Merck bets big on circular RNA, paying $150M and dangling $3.5B in biobucks to work with Orna

Orna Therapeutics is in the money. Tuesday morning, the developer of fully engineered circular RNA therapies revealed a double dose of good news, simultaneously taking the lid off an alliance with Merck & Co. worth $150 million upfront and a $221 million series B financing. 

First, to the Merck deal. The Big Pharma is making the upfront payment and committing to up to $3.5 billion in milestones to work with Orna to advance programs including engineered circular RNA (oRNA) vaccines and therapeutics against infectious diseases and cancers. Orna will retain rights to its oRNA-LNP platform and continue to advance other wholly owned programs internally.

“This broad strategic collaboration brings together Merck’s significant expertise in nucleic acid biology, clinical development and manufacturing with Orna’s compelling circular RNA technology to explore the opportunity to develop a new generation of potential vaccines and therapeutics,” Fiona Marshall, head of discovery, preclinical and translational medicine at Merck Research Laboratories, said in a statement.

The technology that Marshall finds compelling enables Orna to engineer linear RNA that turns itself into a circle.

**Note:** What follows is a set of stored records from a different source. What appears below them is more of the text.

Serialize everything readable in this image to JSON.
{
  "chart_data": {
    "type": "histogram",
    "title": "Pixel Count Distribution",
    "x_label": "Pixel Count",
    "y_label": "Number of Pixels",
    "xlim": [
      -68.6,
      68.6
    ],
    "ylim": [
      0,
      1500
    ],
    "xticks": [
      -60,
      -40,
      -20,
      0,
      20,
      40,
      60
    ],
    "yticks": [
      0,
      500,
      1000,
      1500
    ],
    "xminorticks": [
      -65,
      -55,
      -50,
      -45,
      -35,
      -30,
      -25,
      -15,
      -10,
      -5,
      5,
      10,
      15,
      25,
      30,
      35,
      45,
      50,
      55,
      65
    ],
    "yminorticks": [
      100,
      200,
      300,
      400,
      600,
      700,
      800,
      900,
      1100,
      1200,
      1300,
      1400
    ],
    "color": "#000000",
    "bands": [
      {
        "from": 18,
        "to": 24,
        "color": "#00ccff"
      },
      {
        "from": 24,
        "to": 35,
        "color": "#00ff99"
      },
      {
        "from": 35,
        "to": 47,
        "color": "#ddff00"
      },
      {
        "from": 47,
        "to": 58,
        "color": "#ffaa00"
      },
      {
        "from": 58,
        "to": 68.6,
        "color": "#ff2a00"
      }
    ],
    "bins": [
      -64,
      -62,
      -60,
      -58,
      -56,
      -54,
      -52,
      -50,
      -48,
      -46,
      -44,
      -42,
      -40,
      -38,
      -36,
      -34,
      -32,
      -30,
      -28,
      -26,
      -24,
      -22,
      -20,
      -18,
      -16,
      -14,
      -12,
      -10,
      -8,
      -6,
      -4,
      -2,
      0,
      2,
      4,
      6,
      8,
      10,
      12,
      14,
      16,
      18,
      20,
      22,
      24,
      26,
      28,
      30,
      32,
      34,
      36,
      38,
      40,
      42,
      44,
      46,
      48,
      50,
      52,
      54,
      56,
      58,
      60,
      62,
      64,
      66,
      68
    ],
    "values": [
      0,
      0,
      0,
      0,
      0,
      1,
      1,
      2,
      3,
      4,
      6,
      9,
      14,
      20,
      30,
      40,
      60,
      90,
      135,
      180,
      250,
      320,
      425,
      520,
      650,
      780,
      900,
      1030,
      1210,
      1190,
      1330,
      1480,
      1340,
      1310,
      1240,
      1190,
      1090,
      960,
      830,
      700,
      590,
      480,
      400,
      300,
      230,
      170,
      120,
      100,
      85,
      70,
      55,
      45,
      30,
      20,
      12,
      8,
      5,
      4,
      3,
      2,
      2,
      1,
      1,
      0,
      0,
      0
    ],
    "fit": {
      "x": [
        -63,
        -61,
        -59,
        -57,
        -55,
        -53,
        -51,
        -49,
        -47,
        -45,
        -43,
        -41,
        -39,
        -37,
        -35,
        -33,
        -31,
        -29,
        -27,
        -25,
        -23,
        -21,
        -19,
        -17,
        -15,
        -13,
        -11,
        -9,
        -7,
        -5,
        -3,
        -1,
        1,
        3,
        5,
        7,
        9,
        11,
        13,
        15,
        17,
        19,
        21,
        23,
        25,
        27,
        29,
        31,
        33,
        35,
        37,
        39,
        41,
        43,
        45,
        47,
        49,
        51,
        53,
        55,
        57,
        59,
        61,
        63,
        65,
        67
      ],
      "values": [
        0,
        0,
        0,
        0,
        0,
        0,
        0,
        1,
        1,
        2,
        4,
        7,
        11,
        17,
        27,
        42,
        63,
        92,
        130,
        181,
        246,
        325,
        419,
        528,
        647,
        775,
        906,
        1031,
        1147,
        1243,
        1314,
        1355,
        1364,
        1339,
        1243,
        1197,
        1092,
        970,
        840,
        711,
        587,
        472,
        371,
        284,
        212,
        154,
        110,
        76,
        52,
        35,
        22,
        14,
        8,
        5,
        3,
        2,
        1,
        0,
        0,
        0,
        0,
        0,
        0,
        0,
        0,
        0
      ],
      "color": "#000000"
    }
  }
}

If Orna is right, the self-circularizing RNA will improve on the production, protein expression and immunogenicity of traditional linear mRNA therapies. Orna has secured lipid nanoparticles from a joint venture with RNA delivery company ReNAgade Therapeutics.

Merck is also pumping $100 million into Orna’s series B round. Orna’s founding investors, MPM Capital and BioImpact Capital, and other backers have provided a further $121 million, giving the biotech the financial muscle to move its lead in situ CAR (isCAR) program toward the clinic and build manufacturing capabilities. 

The anti-CD18 isCAR program could yield a cheaper and safer alternative to CAR-T cell therapies. Rather than administer a cell therapy to a patient, Orna wants to deliver RNA that encodes for CAR and thereby enables the recipient's own cells to make the drug. The approach could achieve CAR-like efficacy through a treatment that behaves like a conventional drug, eliminating some of the issues with cell therapy.